Systematic review and co-ordinate based meta-analysis to summarize the utilization of functional brain imaging in conjunction with human models of peripheral and central sensitization.
BACKGROUND AND OBJECTIVE: Functional magnetic resonance imaging, in conjunction with models of peripheral and/or central sensitization, has been used to assess analgesic efficacy in healthy humans. This review aims to summarize the use of these techniques to characterize brain mechanisms of hyperalgesia/allodynia and to evaluate the efficacy of analgesics. DATABASES AND DATA TREATMENT: Searches were performed (PubMed-Medline, Cochrane, Web of Science and Clinicaltrials.gov) to identify and review studies. A co-ordinate based meta-analysis (CBMA) was conducted to quantify neural activity that was reported across multiple independent studies in the hyperalgesic condition compared to control, using GingerALE software. RESULTS: Of 217 publications, 30 studies met the inclusion criteria. They studied nine different models of hyperalgesia/allodynia assessed in the primary (14) or secondary hyperalgesia zone (16).

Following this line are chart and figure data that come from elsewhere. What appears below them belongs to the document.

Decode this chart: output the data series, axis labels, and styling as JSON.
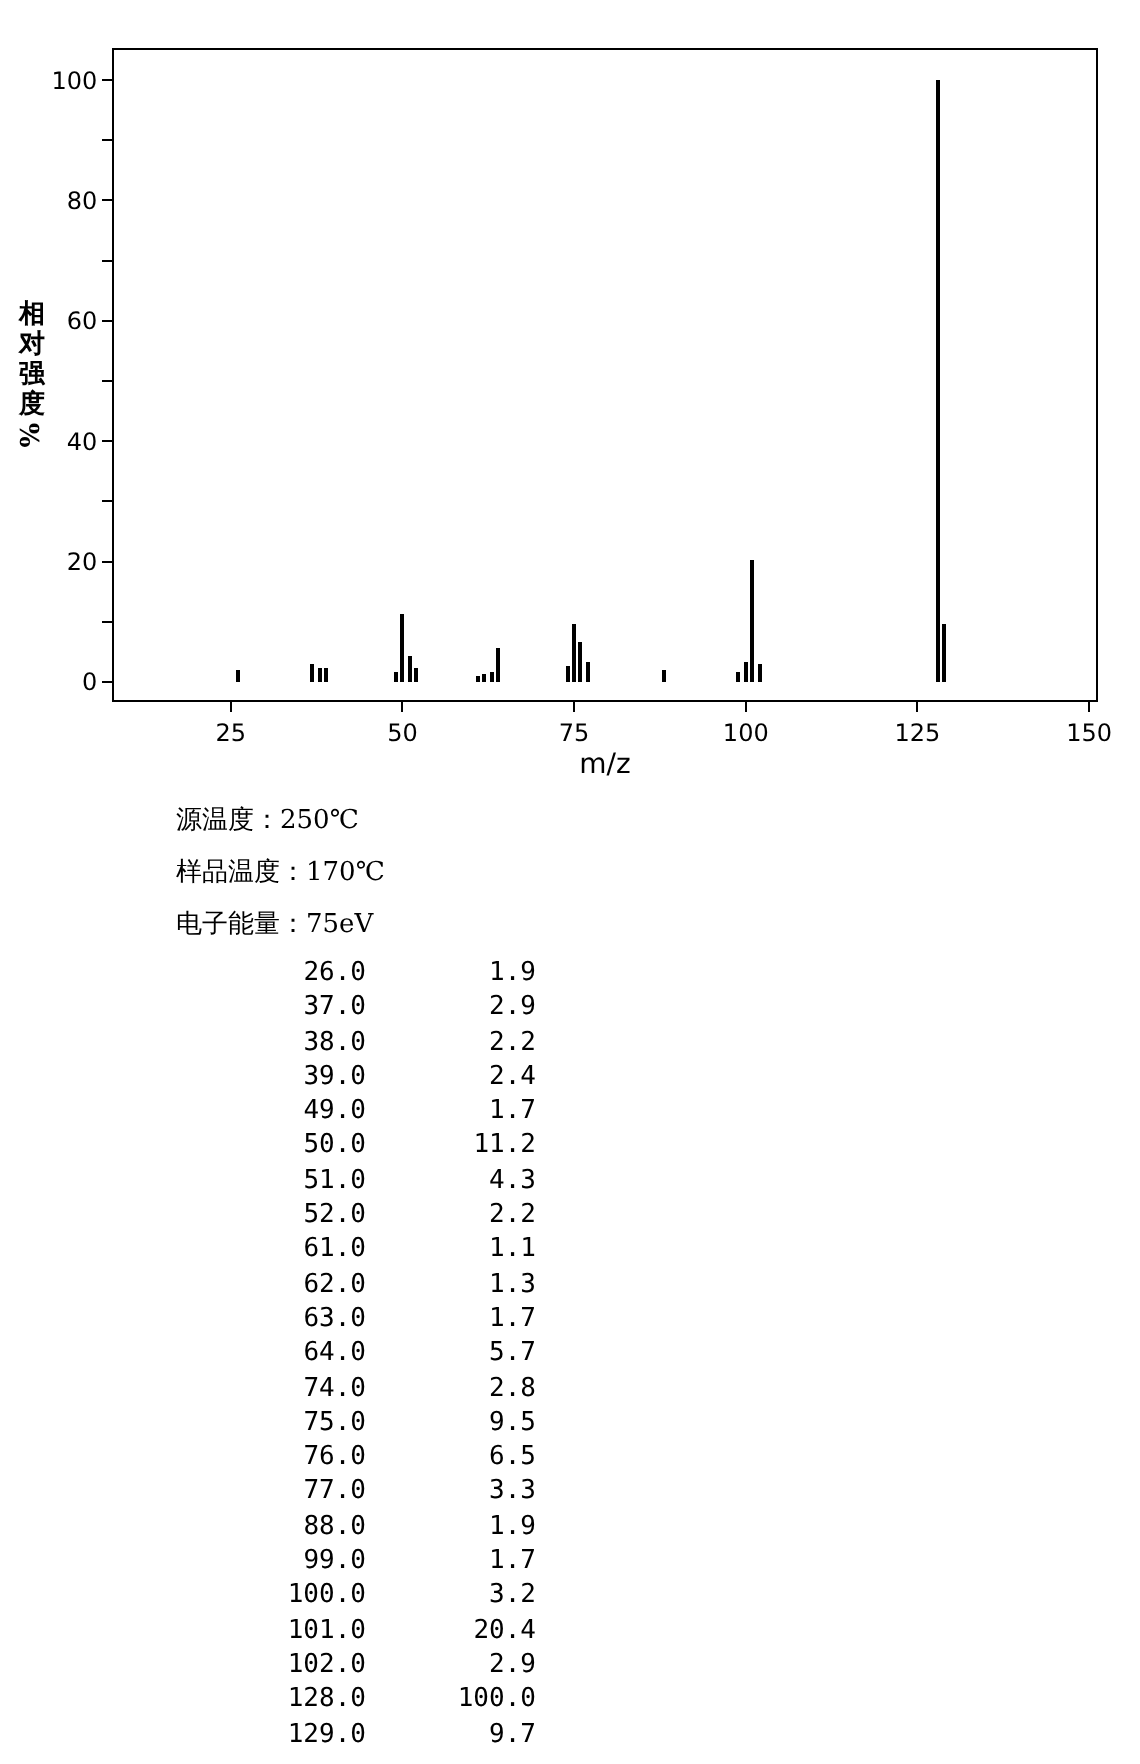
{
  "chart_data": [
    {
      "type": "bar",
      "xlabel": "m/z",
      "ylabel": "相对强度%",
      "x": [
        26,
        37,
        38,
        39,
        49,
        50,
        51,
        52,
        61,
        62,
        63,
        64,
        74,
        75,
        76,
        77,
        88,
        99,
        100,
        101,
        102,
        128,
        129
      ],
      "values": [
        1.9,
        2.9,
        2.2,
        2.4,
        1.7,
        11.2,
        4.3,
        2.2,
        1.1,
        1.3,
        1.7,
        5.7,
        2.8,
        9.5,
        6.5,
        3.3,
        1.9,
        1.7,
        3.2,
        20.4,
        2.9,
        100,
        9.7
      ],
      "color": "#000000",
      "xlim": [
        8,
        151
      ],
      "xticks": [
        25,
        50,
        75,
        100,
        125,
        150
      ],
      "ylim": [
        -3,
        105
      ],
      "yticks": [
        0,
        {
          "value": 10,
          "label": null
        },
        20,
        {
          "value": 30,
          "label": null
        },
        40,
        {
          "value": 50,
          "label": null
        },
        60,
        {
          "value": 70,
          "label": null
        },
        80,
        {
          "value": 90,
          "label": null
        },
        100
      ],
      "annotations": [
        "源温度：250℃",
        "样品温度：170℃",
        "电子能量：75eV"
      ]
    },
    {
      "type": "other",
      "categories": [
        "26.0",
        "37.0",
        "38.0",
        "39.0",
        "49.0",
        "50.0",
        "51.0",
        "52.0",
        "61.0",
        "62.0",
        "63.0",
        "64.0",
        "74.0",
        "75.0",
        "76.0",
        "77.0",
        "88.0",
        "99.0",
        "100.0",
        "101.0",
        "102.0",
        "128.0",
        "129.0"
      ],
      "value_labels": [
        "1.9",
        "2.9",
        "2.2",
        "2.4",
        "1.7",
        "11.2",
        "4.3",
        "2.2",
        "1.1",
        "1.3",
        "1.7",
        "5.7",
        "2.8",
        "9.5",
        "6.5",
        "3.3",
        "1.9",
        "1.7",
        "3.2",
        "20.4",
        "2.9",
        "100.0",
        "9.7"
      ]
    }
  ]
}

Twenty-three studies focused on neural correlates of hyperalgesic conditions and showed consistent changes in the somatosensory cortex, prefrontal cortices, insular cortex, anterior cingulate cortex, thalamus and brainstem. The CBMA on 12 studies that reported activation coordinates for a contrast comparing the hyperalgesic state to control produced six activation clusters (significant at false discovery rate of 0.05) with more peaks for secondary (17.7) than primary zones (7.3). Seven studies showed modulation of brain activity by analgesics in five of the clusters but also in four additional regions. CONCLUSIONS: This meta-analysis revealed substantial but incomplete overlap between brain areas related to neural mechanisms of hyperalgesia and those reflecting the efficacy of analgesic drugs. Studies testing in the secondary zone were more sensitive to evaluate analgesic efficacy on central sensitization at brainstem or thalamocortical levels. SIGNIFICANCE: Experimental pain models that provide a surrogate for features of pathological pain conditions in healthy humans and functional imaging techniques are both highly valuable research tools. This review shows that when used together, they provide a wealth of information about brain activity during pain states and analgesia. These tools are promising candidates to help bridge the gap between animal and human studies, to improve translatability and provide opportunities for identification of new targets for back-translation to animal studies.